With a reputation built over decades, Duff & Phelps Opinions practice delivers high quality financial advice and fairness opinions that withstand the most rigorous scrutiny. Refinitiv ranks our opinions practice No. 1 for global fairness opinions for 2022.Contact Us
- Sell-side/buy-side mergers & acquisitions
- Spin-offs, split-ups, divestitures
- Going-private transactions
- Related-party transactions
- Down-round financing, minority investments, and other financing transactions
- Requirements pursuant to certain bond indentures and credit agreements
- Any transaction requiring a shareholder vote
- ESOP/ERISA transactions
Frequently Asked Questions
What is a fairness opinion?
- A fairness opinion is a letter delivered to a fiduciary (typically a company’s board of directors) as to whether or not a transaction is fair, from a financial point of view, to the company or a group of the company's security holders
- Does not indicate that highest/lowest or best price has been received/paid, as the case may be; instead a fairness opinion indicates that the price is in a range of fair values, or above or below the range, as the case may be
While not legally required, when are fairness opinions typically requested?

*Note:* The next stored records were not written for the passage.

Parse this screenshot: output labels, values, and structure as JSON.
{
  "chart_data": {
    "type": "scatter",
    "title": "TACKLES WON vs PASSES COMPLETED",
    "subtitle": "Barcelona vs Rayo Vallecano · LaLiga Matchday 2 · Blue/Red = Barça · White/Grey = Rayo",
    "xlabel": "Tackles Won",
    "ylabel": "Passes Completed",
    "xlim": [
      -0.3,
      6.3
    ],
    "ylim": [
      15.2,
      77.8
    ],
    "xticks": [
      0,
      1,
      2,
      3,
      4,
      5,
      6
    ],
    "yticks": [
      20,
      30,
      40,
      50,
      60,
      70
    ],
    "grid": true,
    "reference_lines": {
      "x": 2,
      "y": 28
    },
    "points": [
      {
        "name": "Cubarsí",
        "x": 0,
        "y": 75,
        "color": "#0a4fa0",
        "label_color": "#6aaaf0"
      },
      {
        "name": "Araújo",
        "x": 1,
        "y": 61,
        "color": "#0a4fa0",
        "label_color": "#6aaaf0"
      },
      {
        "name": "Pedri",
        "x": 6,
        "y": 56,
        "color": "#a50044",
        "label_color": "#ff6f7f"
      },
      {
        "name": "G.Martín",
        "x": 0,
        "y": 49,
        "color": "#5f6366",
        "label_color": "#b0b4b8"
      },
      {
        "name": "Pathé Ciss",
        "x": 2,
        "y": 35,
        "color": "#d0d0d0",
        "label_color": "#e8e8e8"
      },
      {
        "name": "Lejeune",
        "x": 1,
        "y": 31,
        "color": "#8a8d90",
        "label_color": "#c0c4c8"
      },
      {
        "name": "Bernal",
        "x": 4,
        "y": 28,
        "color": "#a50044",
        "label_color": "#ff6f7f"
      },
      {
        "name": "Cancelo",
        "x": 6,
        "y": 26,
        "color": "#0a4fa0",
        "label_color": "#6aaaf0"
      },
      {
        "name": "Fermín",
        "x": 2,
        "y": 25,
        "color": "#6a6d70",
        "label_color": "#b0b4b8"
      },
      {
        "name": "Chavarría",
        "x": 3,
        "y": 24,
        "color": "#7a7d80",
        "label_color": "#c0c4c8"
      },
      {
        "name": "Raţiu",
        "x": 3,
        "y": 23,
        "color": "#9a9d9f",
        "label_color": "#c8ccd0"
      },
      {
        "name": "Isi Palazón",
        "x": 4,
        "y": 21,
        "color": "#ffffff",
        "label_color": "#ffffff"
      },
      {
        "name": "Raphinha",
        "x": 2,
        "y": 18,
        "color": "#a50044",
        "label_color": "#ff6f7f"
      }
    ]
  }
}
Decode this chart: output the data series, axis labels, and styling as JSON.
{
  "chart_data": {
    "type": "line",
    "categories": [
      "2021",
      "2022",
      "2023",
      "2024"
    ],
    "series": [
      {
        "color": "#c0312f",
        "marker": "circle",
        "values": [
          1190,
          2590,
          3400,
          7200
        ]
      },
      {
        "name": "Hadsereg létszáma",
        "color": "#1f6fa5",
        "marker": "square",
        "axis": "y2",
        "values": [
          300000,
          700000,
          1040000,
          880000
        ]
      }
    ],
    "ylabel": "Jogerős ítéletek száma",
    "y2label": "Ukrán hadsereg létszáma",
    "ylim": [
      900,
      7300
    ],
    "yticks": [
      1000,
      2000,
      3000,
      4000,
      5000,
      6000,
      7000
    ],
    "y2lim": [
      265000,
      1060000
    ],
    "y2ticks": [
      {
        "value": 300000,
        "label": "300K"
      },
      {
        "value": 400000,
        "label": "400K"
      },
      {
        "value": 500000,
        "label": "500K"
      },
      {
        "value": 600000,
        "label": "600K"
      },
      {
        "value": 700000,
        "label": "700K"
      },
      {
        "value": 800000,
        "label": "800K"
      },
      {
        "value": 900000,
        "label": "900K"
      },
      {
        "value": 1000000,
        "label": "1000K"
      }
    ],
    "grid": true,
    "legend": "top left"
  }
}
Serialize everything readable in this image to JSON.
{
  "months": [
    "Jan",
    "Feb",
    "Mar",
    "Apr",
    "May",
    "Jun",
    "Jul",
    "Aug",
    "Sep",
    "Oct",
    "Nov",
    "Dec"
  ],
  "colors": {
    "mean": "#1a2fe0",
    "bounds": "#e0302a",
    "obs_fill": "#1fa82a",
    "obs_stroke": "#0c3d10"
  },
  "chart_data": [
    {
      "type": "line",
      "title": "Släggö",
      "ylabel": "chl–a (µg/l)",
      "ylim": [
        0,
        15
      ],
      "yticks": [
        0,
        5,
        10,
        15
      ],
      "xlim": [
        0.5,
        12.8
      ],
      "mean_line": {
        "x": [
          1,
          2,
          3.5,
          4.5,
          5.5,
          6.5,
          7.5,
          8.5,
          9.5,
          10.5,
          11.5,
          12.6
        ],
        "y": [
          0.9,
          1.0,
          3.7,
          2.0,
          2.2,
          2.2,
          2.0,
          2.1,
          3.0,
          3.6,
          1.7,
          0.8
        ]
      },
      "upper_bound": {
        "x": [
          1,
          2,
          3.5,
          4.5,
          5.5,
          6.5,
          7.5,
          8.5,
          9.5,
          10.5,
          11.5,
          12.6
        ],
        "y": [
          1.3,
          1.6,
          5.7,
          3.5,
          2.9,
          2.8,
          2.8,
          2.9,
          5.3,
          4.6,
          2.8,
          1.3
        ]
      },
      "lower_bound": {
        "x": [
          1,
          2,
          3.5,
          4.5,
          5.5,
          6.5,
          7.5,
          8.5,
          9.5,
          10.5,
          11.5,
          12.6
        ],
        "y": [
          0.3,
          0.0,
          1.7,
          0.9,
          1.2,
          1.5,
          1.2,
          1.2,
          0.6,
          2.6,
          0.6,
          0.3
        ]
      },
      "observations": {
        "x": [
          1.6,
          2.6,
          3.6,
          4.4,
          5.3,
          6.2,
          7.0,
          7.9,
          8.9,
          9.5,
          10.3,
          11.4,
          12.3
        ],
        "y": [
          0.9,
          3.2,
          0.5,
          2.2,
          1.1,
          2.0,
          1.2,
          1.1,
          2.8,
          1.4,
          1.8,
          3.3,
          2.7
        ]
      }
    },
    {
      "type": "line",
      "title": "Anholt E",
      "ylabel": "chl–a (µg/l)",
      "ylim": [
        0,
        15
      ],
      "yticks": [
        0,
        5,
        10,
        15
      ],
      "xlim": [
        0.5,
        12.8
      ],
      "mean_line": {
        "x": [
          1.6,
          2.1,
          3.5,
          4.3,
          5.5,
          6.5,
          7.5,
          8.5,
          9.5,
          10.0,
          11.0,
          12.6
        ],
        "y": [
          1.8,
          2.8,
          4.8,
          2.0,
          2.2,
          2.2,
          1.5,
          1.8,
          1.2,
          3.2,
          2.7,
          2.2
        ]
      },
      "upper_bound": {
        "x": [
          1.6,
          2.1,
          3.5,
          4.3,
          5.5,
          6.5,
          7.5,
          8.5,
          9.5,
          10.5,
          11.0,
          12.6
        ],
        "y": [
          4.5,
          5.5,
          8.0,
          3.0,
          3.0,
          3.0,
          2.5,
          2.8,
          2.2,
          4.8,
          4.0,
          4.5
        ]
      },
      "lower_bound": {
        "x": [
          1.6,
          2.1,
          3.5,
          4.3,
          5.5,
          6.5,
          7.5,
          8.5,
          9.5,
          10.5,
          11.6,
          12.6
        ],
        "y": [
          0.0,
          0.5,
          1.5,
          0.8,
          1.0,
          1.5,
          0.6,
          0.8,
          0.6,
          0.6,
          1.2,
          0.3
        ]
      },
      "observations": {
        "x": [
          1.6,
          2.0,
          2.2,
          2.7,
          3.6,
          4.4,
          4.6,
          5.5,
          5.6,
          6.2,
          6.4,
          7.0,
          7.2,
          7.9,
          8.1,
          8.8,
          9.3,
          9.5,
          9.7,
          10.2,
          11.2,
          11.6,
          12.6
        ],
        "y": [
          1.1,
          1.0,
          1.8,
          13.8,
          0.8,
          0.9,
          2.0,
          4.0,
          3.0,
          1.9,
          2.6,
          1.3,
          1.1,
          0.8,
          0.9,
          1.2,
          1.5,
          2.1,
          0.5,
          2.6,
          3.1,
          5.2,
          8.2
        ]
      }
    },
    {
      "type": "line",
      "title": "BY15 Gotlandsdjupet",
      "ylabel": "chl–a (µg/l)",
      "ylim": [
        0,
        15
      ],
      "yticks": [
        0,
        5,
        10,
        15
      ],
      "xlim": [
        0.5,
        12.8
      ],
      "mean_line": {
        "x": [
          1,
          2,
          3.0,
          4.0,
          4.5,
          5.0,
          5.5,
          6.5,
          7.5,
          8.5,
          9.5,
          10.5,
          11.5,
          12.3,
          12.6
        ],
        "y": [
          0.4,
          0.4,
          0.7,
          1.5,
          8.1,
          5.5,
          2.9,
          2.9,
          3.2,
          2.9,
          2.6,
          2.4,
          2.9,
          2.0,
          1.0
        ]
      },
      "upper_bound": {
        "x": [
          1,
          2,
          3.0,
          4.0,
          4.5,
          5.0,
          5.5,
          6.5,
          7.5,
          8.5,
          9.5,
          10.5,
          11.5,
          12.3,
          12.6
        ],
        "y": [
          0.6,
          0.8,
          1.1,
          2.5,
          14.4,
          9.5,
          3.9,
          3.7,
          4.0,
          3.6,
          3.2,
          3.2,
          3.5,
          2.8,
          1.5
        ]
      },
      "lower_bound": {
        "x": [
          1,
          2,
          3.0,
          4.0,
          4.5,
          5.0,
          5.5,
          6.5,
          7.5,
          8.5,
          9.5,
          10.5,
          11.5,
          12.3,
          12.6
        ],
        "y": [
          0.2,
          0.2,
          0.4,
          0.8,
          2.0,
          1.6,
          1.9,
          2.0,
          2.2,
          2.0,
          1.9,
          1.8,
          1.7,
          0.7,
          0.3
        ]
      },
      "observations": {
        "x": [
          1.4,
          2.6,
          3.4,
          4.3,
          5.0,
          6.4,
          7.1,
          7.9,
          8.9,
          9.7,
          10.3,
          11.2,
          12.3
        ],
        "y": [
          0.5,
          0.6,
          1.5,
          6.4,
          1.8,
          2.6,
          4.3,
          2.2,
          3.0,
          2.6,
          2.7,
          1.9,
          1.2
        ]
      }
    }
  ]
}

- Virtually any publicly-traded company going private, merging, or engaging in a material or related-party transaction
- Private companies also get fairness opinions for related-party transactions, when there is potential for litigation, or if there is a large and diverse group of shareholders
What are the typical transactions where a fairness opinion may be needed?
- Recapitalizations and restructurings
- Stock repurchase transactions
- Corporate acquisitions and divestitures
- Mergers (sell-side and buy-side)
- Leveraged buyouts
- Going private transactions
- Squeeze outs
- ESOP/ERISA transactions
- High vote shareholders receiving greater consideration
- Insiders receiving different consideration
What is the purpose of a fairness opinion?
- Assists a board of directors in a decision-making process, supporting their duty to act on an informed basis
- Demonstrates the board of directors acted prudently
- Provides a line of defense in the event of post-deal litigation
What is the difference between a fairness opinion and a valuation?
- A fairness opinion will state that the economic terms of a transaction (i.e., price) is fair, from a financial point of view, to a particular stakeholder (i.e., the company or shareholders).
- A valuation will merely determine a valuation range based on certain commonly accepted valuation methodologies, with no conclusion regarding fairness to a particular stakeholder.
- Important to understand is how a valuation analysis is to be utilized by the engaging party.
- Meaning, if the engaging party is utilizing the valuation to support a decision making process in transaction where consideration is being exchanged, it is analogous to a fairness opinion.
- The situation above is very different from a valuation being utilized for tax, accounting or other corporate purposes.
- Most fairness opinions are supported by a fundamental valuation analysis, although in certain circumstances where fundamental valuation may not be applicable, a bespoke comparable transaction analysis may be the only methodology utilized.
When is a fairness opinion typically delivered?
- A fairness opinion is typically issued in conjunction with a board of directors’ (or other fidcuiary’s) approval of the transaction.